Hundreds to be airlifted from flood-threatened Ontario communities
The Albany River in northern Ontario has overflowed due to a large backlog of ice, forcing the evacuations of about 2,000 people.
Residents are expected to be away from their homes for six to eight weeks, according to the CBC.
TORONTO — An airlift of the remaining some 1,100 people from the flood-threatened Kashechewan area in northern Ontario is to begin Monday.

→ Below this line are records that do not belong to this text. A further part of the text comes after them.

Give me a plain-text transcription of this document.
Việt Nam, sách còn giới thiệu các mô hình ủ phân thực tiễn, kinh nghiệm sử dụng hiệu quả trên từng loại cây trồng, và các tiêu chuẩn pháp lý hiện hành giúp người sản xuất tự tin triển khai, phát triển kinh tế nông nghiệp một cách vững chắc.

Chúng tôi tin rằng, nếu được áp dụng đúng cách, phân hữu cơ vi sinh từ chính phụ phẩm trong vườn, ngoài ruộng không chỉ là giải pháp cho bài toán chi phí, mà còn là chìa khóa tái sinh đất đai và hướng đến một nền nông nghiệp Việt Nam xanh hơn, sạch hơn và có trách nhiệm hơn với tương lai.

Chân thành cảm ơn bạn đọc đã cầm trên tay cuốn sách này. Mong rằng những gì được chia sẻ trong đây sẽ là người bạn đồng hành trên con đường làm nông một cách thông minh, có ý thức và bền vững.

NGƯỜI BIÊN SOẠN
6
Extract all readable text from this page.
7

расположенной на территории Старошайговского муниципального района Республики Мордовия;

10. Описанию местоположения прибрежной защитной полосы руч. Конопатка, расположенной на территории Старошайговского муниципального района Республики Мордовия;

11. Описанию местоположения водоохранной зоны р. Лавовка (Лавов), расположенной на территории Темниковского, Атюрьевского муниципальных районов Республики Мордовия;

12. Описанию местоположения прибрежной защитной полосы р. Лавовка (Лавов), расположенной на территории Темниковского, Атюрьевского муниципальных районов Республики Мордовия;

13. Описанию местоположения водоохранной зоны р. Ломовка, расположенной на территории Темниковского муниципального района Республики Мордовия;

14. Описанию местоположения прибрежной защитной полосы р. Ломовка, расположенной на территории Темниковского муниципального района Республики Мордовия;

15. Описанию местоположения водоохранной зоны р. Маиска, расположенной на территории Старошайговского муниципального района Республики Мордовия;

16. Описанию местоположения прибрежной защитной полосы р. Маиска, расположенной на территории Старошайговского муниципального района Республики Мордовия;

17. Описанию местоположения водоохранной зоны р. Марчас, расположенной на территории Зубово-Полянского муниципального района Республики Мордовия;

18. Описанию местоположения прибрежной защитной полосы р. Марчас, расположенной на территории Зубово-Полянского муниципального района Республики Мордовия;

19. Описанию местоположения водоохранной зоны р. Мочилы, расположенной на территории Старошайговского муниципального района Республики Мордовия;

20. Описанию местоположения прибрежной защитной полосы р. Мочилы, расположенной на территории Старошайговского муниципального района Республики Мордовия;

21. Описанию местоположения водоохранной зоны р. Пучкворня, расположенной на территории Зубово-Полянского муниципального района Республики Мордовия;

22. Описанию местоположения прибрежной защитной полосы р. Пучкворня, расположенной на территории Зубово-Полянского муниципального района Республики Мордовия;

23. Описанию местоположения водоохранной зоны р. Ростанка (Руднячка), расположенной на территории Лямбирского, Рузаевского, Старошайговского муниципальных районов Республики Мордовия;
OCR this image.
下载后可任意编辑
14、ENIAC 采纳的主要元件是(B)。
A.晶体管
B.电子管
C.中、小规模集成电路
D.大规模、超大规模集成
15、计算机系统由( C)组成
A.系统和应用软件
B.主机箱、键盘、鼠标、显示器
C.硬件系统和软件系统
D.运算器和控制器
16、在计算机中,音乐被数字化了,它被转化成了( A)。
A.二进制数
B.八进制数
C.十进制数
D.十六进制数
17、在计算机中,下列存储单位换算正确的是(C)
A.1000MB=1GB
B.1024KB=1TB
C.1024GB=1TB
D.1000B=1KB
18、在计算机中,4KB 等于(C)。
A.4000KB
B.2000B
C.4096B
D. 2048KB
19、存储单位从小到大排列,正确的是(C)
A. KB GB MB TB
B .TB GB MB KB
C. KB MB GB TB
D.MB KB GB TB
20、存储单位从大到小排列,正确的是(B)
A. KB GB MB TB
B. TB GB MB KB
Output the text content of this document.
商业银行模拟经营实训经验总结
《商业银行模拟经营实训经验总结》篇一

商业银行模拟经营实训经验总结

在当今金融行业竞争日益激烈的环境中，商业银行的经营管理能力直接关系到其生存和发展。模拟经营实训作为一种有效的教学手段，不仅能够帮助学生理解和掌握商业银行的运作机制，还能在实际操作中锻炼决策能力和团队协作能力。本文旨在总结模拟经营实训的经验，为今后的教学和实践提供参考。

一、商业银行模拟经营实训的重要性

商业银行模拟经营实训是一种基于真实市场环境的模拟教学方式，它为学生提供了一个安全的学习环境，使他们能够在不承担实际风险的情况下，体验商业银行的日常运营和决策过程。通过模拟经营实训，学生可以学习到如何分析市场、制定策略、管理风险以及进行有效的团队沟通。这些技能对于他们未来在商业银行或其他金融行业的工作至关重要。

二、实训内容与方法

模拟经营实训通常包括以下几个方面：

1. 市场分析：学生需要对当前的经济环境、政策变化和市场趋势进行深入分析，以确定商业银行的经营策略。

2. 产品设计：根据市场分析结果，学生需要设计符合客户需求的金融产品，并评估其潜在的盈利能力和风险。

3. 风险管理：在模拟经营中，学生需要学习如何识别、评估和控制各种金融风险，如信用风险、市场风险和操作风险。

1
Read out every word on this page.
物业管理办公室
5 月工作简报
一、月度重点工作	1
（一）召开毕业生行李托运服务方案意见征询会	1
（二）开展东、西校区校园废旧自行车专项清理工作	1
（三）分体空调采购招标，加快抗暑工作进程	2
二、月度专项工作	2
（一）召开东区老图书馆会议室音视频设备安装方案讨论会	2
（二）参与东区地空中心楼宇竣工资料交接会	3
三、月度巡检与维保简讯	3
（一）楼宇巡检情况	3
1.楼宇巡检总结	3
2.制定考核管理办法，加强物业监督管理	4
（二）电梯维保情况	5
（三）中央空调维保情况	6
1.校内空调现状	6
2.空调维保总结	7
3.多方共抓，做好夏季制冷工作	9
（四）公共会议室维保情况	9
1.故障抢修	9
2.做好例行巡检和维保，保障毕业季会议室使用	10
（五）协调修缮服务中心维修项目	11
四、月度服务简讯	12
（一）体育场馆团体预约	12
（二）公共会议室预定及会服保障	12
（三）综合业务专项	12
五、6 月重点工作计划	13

They'll be flown to Perth County municipalities in southern Ontario, including Stratford, East Perth and St. Marys. More than 730 residents were evacuated from Kashechewan and Fort Albany Sunday after the airlift had been halted because of poor weather.
Another 23 people from a medical clinic in Attawapiskat were flown to Winnipeg and northern Ontario to escape the fast-rising Albany River.
More than half of the 415 people evacuated from Kashechewan are being housed in Cochrane while the others are in Geraldton and Sudbury.
Most of the 333 residents airlifted from Fort Albany are Kapuskasing while the others are in Hearst and other northeast communities.
Mr. Radford said the 980-kilometre river has overflowed its banks due to a large backlog of ice and a fast flow of water.
The river, which empties into James Bay, has only one dike, which leaves officials with little control over the flooding.
Mr. Radford said a total of 2,000 people will be removed from their homes.